Suppose $X$ and $Y$ are discrete random variable with joint p.f. Find the marginal p.f. of $X$ and $Y$

Question

The joint probability function of x and y is:

$$f(x,y)=\frac{e^{-2}}{x!(y-x)!}$$ where $$x = 0, 1, ..., y; y= 0, 1, ...$$

My solution to this problem:

The marginal p.f. of x is:

$$f_x(x)=\sum_{y=0}^\infty \frac{e^{-2}}{x!(y-x)!}$$ Then $$f_x(x)=\frac{e^{-2}}{x!}\sum_{y=0}^\infty\frac{1}{(y-x)!}$$

and this is where I got stuck.

In the solution, it writes $$f_x(x)=\sum_{\color{red}{y=x}}^\infty \frac{e^{-2}}{x!(y-x)!}$$

$$=\frac{e^{-2}}{x!}\sum_{t=0}^\infty\frac{1}{t!}$$ $$=\frac{e^{-2}}{x!}e$$ $$=\frac{e^{-1}}{x!}$$

I understand that $y=x$ as the initial condition since when $y=0$, $x=0$. However, when $y$ starts to increase, the series will not always conform the series of Euler's number $e$. For example when $y=2$, $x$ can also be 2 then the third entry in the series would be $\frac{1}{(2-2)!}$ which is 1 again like the first two entries in the series.
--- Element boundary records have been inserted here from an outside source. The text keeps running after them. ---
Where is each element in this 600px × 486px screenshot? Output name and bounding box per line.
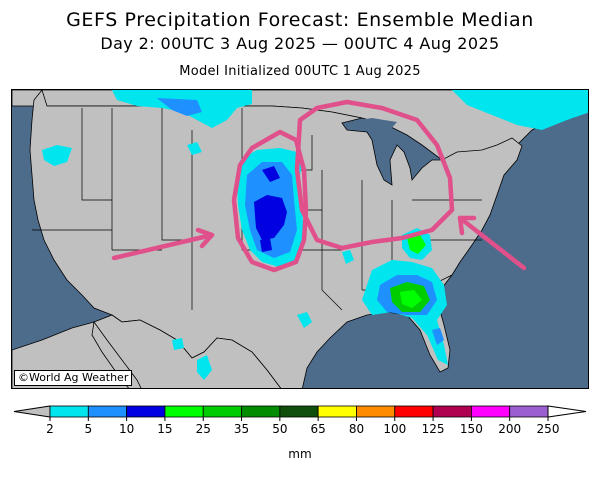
colorbar-label: 5 [84, 422, 92, 436]
colorbar-label: 80 [349, 422, 364, 436]
colorbar-segment [432, 405, 472, 418]
map-credit: ©World Ag Weather [14, 370, 133, 386]
colorbar-segment [202, 405, 242, 418]
colorbar-label: 250 [537, 422, 560, 436]
arrow-west [111, 232, 215, 261]
colorbar-segment [394, 405, 434, 418]
colorbar-label: 100 [383, 422, 406, 436]
colorbar-label: 15 [157, 422, 172, 436]
forecast-period: Day 2: 00UTC 3 Aug 2025 — 00UTC 4 Aug 20… [100, 34, 500, 53]
colorbar-segment [241, 405, 281, 418]
colorbar-label: 25 [196, 422, 211, 436]
colorbar-segment [356, 405, 396, 418]
plains-highlight-outline [231, 129, 309, 273]
colorbar-label: 10 [119, 422, 134, 436]
arrow-west-head [195, 227, 215, 249]
colorbar-label: 35 [234, 422, 249, 436]
colorbar-label: 200 [498, 422, 521, 436]
colorbar: 2 5 10 15 25 35 50 65 80 100 125 150 200 250 [13, 405, 587, 436]
colorbar-segment [49, 405, 89, 418]
colorbar-segment [509, 405, 549, 418]
midwest-highlight-outline [294, 99, 455, 251]
colorbar-units: mm [288, 447, 312, 461]
colorbar-label: 150 [460, 422, 483, 436]
colorbar-over-triangle [547, 405, 587, 418]
colorbar-under-triangle [13, 405, 51, 418]
arrow-east [457, 215, 527, 271]
precipitation-map: ©World Ag Weather [11, 89, 589, 389]
colorbar-segment [164, 405, 204, 418]
lake-superior [342, 118, 397, 132]
model-init: Model Initialized 00UTC 1 Aug 2025 [179, 64, 421, 79]
colorbar-segment [87, 405, 128, 418]
forecast-annotations [111, 99, 527, 273]
colorbar-segment [317, 405, 357, 418]
colorbar-label: 65 [311, 422, 326, 436]
mexico-land [12, 314, 281, 388]
colorbar-label: 50 [272, 422, 287, 436]
colorbar-segment [470, 405, 511, 418]
arrow-east-head [457, 215, 477, 236]
colorbar-label: 125 [422, 422, 445, 436]
map-canvas [12, 90, 588, 388]
colorbar-label: 2 [46, 422, 54, 436]
colorbar-segment [126, 405, 166, 418]
map-title: GEFS Precipitation Forecast: Ensemble Me… [66, 9, 534, 31]
colorbar-segment [279, 405, 319, 418]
How to interpret this solution?

Answer 1

The joint probability only applies when $y \ge x$ (e.g., $(y-x)!$, apart from using the Gamma function, doesn't make sense when $y \lt x \implies y - x \lt 0$). This is why the summation starts at $y = x$ as it's given in the solution. Note the function $f_x(x)$ depends only on $x$, with $y$ being a summation variable. Thus, as $y$ increases on the RHS, the value of $x$ is not changing. So your statement of

For example when $y=2$, $x$ can also be 2 then the third entry in the series would be $\frac{1}{(2-2)!}$ which is 1 again like the first two entries in the series.
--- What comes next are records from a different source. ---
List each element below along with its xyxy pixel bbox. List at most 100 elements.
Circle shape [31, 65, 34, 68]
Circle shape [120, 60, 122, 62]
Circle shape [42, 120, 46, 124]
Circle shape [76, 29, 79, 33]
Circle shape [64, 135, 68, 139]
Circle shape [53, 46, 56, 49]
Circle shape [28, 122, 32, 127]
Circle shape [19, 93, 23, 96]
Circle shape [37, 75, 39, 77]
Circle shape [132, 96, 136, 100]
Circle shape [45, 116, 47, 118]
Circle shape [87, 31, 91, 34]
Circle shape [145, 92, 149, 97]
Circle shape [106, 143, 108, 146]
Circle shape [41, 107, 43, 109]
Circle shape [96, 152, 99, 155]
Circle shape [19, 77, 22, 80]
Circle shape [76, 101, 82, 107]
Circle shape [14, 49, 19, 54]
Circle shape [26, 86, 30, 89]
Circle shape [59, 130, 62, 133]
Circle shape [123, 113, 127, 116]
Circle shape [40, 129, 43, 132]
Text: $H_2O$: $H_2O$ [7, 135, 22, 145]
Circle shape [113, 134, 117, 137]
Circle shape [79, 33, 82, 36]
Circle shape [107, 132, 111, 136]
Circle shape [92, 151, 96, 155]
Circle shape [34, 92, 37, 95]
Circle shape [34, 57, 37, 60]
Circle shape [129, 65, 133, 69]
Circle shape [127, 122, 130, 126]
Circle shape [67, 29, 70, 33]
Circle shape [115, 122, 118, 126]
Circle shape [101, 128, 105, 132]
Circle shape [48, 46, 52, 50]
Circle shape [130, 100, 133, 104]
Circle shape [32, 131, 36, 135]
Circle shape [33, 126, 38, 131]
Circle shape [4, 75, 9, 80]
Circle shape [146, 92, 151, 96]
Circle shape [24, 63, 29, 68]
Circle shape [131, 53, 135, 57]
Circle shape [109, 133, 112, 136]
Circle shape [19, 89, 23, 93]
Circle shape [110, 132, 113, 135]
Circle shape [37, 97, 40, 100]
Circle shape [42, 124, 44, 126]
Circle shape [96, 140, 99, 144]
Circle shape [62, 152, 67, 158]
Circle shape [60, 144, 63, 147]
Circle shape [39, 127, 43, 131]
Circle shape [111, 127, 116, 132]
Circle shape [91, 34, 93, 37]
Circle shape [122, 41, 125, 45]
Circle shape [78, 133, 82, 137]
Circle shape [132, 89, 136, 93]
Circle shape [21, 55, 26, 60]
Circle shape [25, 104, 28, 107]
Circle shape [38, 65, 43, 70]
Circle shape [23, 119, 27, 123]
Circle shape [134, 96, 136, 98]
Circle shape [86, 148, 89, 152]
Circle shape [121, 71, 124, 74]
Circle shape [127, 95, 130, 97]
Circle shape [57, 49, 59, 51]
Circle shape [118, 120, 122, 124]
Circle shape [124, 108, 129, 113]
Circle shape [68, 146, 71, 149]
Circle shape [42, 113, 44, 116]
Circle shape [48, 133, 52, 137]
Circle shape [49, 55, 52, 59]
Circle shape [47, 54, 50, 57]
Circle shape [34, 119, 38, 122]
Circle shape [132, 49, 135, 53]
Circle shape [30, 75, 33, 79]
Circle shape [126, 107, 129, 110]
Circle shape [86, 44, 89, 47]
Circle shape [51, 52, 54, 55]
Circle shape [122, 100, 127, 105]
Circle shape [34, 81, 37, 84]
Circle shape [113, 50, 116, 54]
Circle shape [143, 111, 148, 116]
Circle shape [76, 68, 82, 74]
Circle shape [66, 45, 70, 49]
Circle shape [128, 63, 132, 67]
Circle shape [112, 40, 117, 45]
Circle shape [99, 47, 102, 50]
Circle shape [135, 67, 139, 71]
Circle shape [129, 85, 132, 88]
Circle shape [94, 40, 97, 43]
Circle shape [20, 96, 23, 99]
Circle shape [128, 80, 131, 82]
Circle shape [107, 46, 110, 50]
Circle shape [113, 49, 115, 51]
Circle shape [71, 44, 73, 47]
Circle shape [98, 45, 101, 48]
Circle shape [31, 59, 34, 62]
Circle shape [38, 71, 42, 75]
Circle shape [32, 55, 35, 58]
is not correct. If $x = 2$, then the first entry in the series would be for $y = 2$ since $y$ starts at $x = 2$, i.e., it's not the third entry.

Also, note that in the summation expression of

$$\sum_{y=x}^\infty \frac{1}{(y-x)!} \tag{1}\label{eq1A}$$

you have for some value of $x$, starting $y$ at $x$ and incrementing it by $1$ each time in the summation up to infinity. If you let $t = y - x$, then when $y = x$, you have $t = 0$, when $y = x + 1$, you have $t = 1$, etc. Thus, you get

$$\sum_{y=x}^\infty \frac{1}{(y-x)!} = \sum_{t=0}^\infty \frac{1}{t!} \tag{2}\label{eq2A}$$

Since $\frac{e^{-2}}{x!}$ doesn't involve $y$ at all, it's a constant factor in all of the terms so you can move it outside of the summation. You thus get

$$\begin{equation}\begin{aligned} \sum_{y=x}^\infty \frac{e^{-2}}{x!(y-x)!} & = \frac{e^{-2}}{x!}\sum_{y=x}^\infty \frac{1}{(y-x)!} \\ & = \frac{e^{-2}}{x!}\sum_{t=0}^\infty \frac{1}{t!} \end{aligned}\end{equation}\tag{1}\label{eq3A}$$

Answer 2

You've written $f_x(x)$ where you should have $f_X(x).$ For example, if $x=4$ then $f_X(x) = f_X(4) = \Pr(X=4).$ The number $4$ replaces $x$ but it doesn't replace $X.$ Without this distinction one cannot even understand something like $\Pr(X\le x).$

You wrote $x=0,1,\ldots,y,$ so the range of values of $x$ depends on $y.$ You always have $x\le y.$ Thus, for example, when $x=4$ then $y \ge 4,$ i.e. $y\in\{4,5,6,\ldots\}.$

Then you have \begin{align} f_X(4) = {} & \sum_{y\,=\,4}^\infty \frac{e^{-2}}{x!(y-x)!} \\[8pt] = {} & \frac {e^{-2}} {x!} \sum_{y\,=\,4}^\infty \frac 1 {(y-4)!} \\ & \text{since as $y$ goes from 4 to $\infty,$} \\ & \text{$e^{-2}/x!$ does not change,} \\[10pt] = {} & \frac{e^{-2}}{x!} \sum_{w\,=\,0}^\infty \frac 1 {w!} \\ & \text{where $w=y-4.$} \\ & \text{When $y=4,$ then $w=0.$} \\[10pt] = {} & \frac{e^{-2}}{x!} \cdot e = \frac{e^{-1}}{x!}. \end{align}